Local filesystem path (relative to a Phoenix app's priv/static/) where the Mix download task will write a language file.

Splits a +-combined lang string into individual lang codes.

Returns the tessdata version (4.0.0) this package is pinned to.

Functions

cdn_url(lang, tier \\ :standard)

@spec cdn_url(String.t(), atom()) :: String.t()

Builds the jsDelivr URL for a language's traineddata file.

iex> TesseractJs.Models.cdn_url("eng")
"https://cdn.jsdelivr.net/npm/@tesseract.js-data/eng@1.0.0/4.0.0/eng.traineddata.gz"

Supports +-combined langs by returning the URL for the first lang — the consumer is expected to download each lang separately. (For local mode, all combined langs must be present in the same dir.)

Tiers

  • :standard — full LSTM+legacy combined model, ~11 MB/lang gzipped.
  • :best — smaller LSTM-only model (the _best_int variant on jsDelivr), ~3 MB/lang gzipped, similar accuracy to standard for most languages.

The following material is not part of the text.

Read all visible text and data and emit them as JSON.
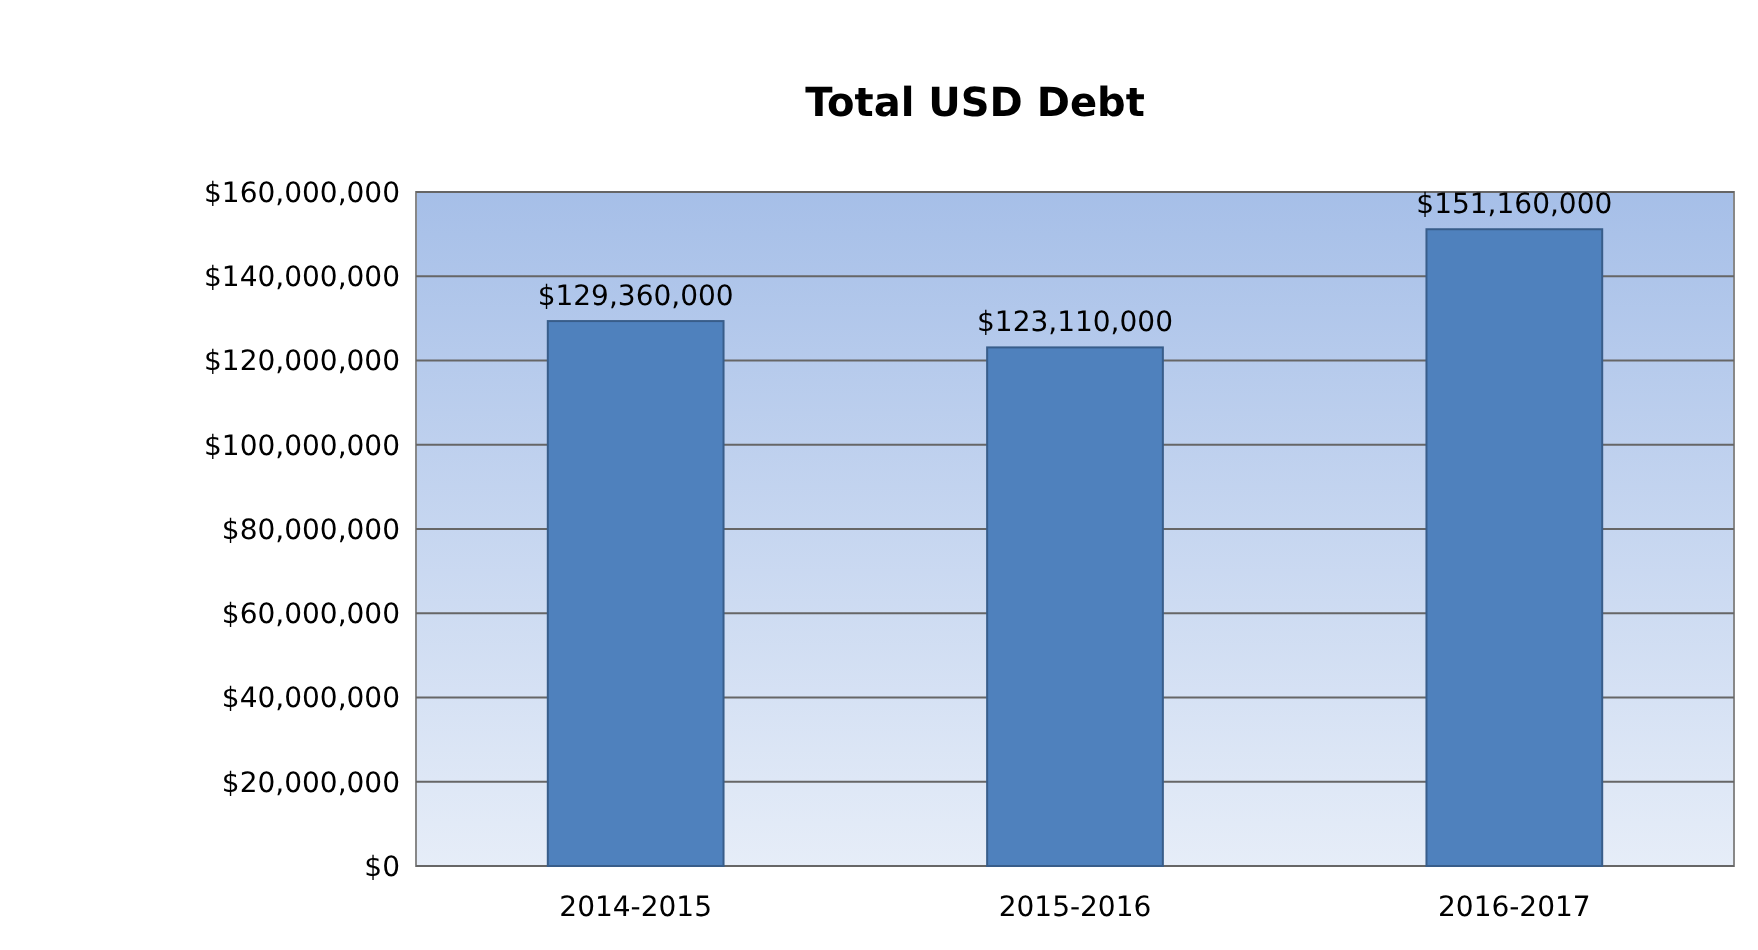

The :fast tier (tessdata_fast) requires uncompressed .traineddata files served from a different source and isn't supported in v0.1.

core_cdn_url(variant \\ :simd_lstm)

@spec core_cdn_url(atom()) :: String.t()

jsDelivr URL for the tesseract.js-core WASM bundle.

core_filename(variant \\ :simd_lstm)

@spec core_filename(atom()) :: String.t()

Filename for a WASM core variant.

core_local_path(variant \\ :simd_lstm, base \\ "/assets/vendor/tesseract")

@spec core_local_path(atom(), Path.t()) :: String.t()

Local path for the WASM core.

core_version()

Returns the tesseract.js-core version this package is pinned to.

filename(lang)

@spec filename(String.t()) :: String.t()

Filename for a language's traineddata file.

get(lang)

@spec get(String.t()) :: map() | nil

Returns the registry entry for a language, or nil if not curated.

list()

@spec list() :: %{required(String.t()) => map()}

Returns the curated registry as a map of lang => %{name, size_mb, sha256}.

local_path(lang, base \\ "/assets/vendor/tesseract")

@spec local_path(String.t(), Path.t()) :: String.t()

Local filesystem path (relative to a Phoenix app's priv/static/) where the Mix download task will write a language file.

iex> TesseractJs.Models.local_path("eng")
"/assets/vendor/tesseract/eng.traineddata.gz"

split_langs(lang)

@spec split_langs(String.t()) :: [String.t()]

Splits a +-combined lang string into individual lang codes.

tessdata_version()

Returns the tessdata version (4.0.0) this package is pinned to.